Why Visual Content Matters Across Industries
AI-powered search is increasingly handling highly visual queries.
Users are now asking conversational questions such as:
“best luxury resorts in Scottsdale with mountain views”
“modern loft furniture ideas for apartments in Chicago”
“best oversized linen shirts for summer in Los Angeles”
“family-friendly wineries in Napa Valley”
“best modular sectional sofa for small New York apartments”
“coastal kitchen renovation ideas in Charleston”
In these searches, AI systems are more likely to favor websites that combine strong imagery with structured explanatory content, reviews, trust signals and contextual information.
This creates opportunities across many industries.
Travel brands can improve visibility through destination imagery, itinerary visuals and localized travel inspiration.
Fashion retailers can strengthen AI discoverability through structured product imagery, styling content and visual merchandising.
Furniture and homewares companies can improve visibility through room inspiration galleries, product comparison imagery and lifestyle photography.
Property developers, tourism operators, automotive brands, hospitality groups and e-commerce retailers may all benefit from richer visual ecosystems as AI search becomes increasingly image-driven.
Why Image Architecture Matters
Simply uploading more images is not enough. The structure, context and relevance of imagery now matter increasingly to AI systems.
This includes descriptive filenames, optimized alt text, semantic page relevance, image placement within content, supporting explanatory copy, internal linking context, image quality, uniqueness and topical relevance.
Google AI systems are becoming increasingly sophisticated at understanding visual context, meaning businesses should think strategically about how imagery supports user intent and topical authority.
For example, a travel website featuring professionally photographed hotels in Las Vegas alongside local guides and itineraries may strengthen AI understanding around destination expertise. Similarly, a furniture retailer using detailed room imagery alongside buying guides and design education may improve AI visibility for interior styling and furnishing searches.
AI Search Is Becoming a Brand Visibility Game
One of the most important shifts occurring right now is that businesses are no longer competing solely for blue-link rankings.
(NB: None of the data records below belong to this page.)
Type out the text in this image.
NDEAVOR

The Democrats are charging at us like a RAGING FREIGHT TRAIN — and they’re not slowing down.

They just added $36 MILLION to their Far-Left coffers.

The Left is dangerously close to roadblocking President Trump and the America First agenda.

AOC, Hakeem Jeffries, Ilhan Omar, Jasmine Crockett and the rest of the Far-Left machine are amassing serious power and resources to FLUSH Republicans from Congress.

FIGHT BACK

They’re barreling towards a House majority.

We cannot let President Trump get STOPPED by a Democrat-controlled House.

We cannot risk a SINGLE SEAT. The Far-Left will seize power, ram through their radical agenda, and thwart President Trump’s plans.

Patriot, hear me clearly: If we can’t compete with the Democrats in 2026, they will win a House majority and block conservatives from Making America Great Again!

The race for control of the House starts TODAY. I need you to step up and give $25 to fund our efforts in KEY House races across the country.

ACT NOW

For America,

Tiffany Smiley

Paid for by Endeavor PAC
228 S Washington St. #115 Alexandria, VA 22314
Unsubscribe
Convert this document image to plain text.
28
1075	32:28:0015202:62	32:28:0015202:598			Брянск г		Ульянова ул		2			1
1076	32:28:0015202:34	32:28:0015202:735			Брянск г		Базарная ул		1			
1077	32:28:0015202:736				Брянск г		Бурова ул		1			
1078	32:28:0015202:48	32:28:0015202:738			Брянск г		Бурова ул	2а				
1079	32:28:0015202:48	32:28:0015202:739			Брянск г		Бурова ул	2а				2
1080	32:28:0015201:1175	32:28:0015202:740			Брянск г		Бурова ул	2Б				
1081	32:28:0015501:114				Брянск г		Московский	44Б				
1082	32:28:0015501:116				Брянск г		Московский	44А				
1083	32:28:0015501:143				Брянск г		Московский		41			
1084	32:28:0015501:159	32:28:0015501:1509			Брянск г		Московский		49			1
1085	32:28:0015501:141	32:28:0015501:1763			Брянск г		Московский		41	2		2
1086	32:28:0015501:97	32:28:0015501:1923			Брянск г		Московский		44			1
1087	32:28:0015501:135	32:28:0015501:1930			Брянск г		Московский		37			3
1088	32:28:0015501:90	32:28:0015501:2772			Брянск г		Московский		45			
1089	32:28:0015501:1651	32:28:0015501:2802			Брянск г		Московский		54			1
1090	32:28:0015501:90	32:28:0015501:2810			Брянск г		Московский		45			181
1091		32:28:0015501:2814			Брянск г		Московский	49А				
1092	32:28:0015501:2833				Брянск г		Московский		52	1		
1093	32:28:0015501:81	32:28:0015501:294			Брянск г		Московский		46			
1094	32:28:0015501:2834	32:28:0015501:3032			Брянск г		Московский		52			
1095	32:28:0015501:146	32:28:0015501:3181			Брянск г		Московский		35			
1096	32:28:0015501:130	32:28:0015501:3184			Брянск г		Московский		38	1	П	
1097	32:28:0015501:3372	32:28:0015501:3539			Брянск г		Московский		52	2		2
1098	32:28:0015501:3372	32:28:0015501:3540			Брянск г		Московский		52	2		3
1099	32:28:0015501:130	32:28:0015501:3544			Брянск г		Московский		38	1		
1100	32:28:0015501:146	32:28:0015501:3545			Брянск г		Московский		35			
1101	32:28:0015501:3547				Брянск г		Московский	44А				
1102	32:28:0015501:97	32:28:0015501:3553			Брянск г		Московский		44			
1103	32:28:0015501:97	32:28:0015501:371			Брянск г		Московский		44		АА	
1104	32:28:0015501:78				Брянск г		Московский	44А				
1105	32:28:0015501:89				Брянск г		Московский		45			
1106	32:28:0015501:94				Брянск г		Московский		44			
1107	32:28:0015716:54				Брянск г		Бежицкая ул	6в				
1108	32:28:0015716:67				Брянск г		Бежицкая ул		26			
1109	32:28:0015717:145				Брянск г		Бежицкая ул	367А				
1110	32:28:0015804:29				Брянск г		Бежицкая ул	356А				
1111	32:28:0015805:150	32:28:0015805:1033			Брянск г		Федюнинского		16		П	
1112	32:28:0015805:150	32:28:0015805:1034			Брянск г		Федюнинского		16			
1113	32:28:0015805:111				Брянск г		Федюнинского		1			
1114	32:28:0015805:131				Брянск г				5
They are competing to become retrieved, summarized, recommended, cited and visually surfaced inside AI-generated answers.
This changes how brands need to think about content strategy. Businesses with strong topical authority, trusted branding and deep multimedia assets are likely to gain disproportionate visibility advantages in AI-powered search environments.
The Opportunity Ahead
The transition toward AI-driven search is still in its early stages, but Google latest guidance makes one thing increasingly clear: visual content will play a much larger role in search visibility moving forward.
Businesses that invest in structured, high-quality and contextually relevant imagery today may gain substantial long-term visibility advantages across the future of AI-powered search.